Russian PACE delegation members Leonid Slutsky and Sergey Naryshkin

© Anna Isakova/ Russian State Duma press service/TASS

STRASBOURG, January 28. /TASS/. The Monitoring Committee of the Parliamentary Assembly of the Council of Europe (PACE) has supported an amendment on stripping the Russian Federation’s delegation of the right of vote and its exclusion from the PACE governing bodies in 2015, deputy head of the Russian delegation Leonid Slutsky said Wednesday.

"This amendment was passed by only one vote. The rapporteur on Russia’s credentials, Stefan Shennah, recognized it as destructive and destroying the entire architecture of the resolution," Slutsky, who is the Committee’s member from Russia, said.

He said Russia’s delegation still has a chance to solve the situation and achieve the return of powers in PACE at the assembly’s session.
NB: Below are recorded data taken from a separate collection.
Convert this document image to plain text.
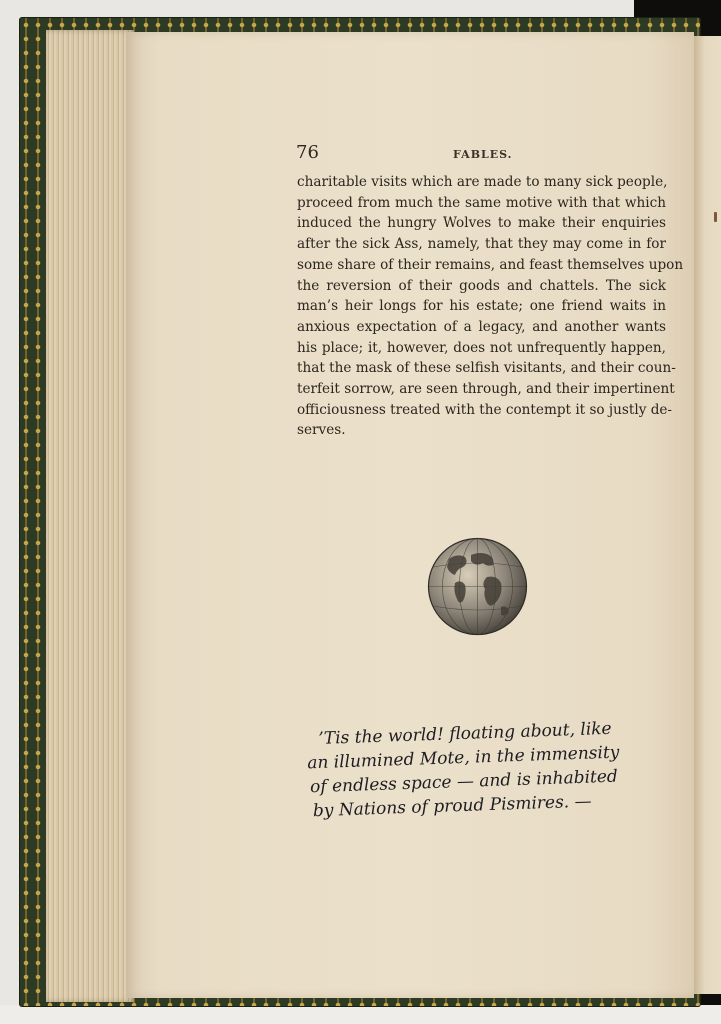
76	FABLES.
charitable visits which are made to many sick people,
proceed from much the same motive with that which
induced the hungry Wolves to make their enquiries
after the sick Ass, namely, that they may come in for
some share of their remains, and feast themselves upon
the reversion of their goods and chattels. The sick
man’s heir longs for his estate; one friend waits in
anxious expectation of a legacy, and another wants
his place; it, however, does not unfrequently happen,
that the mask of these selfish visitants, and their coun-
terfeit sorrow, are seen through, and their impertinent
officiousness treated with the contempt it so justly de-
serves.
’Tis the world! floating about, like
an illumined Mote, in the immensity
of endless space — and is inhabited
by Nations of proud Pismires. —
At the same time, the Russian lawmaker again confirmed Russia’s position that should PACE deprive Russia of the right to vote, the Russian delegation will leave Strasbourg and freeze all its relations with the Assembly by the end of 2015.

Russia’s dialogue with PACE was suspended in April last year when the assembly stripped it of voting rights until January 2015 following Crimea’s reunification with Russia, suspending its right to be represented in the assembly’s leading bodies and to participate in election observation missions.

Russian parliamentary delegates than left the session before its official completion as a gesture of protest and refused to take part in future PACE activities, ignoring the assembly's summer and autumn sessions. At the current session, opened on January 26, the powers of all delegations are to be formally re-affirmed.

The rights of the Russian delegation were called in question at the initiative of British MP Robert Walter, who argued that the sanctions imposed in April should be continued. He was supported by a group of more than 30 PACE members, who rose from their seats. Under the rules a motion to dispute the powers of a delegation to PACE requires support from at least 30 delegates representing at least five countries and two political groups at the assembly.

After that the Russian delegation’s powers were handed over to the PACE monitoring committee for drafting a report.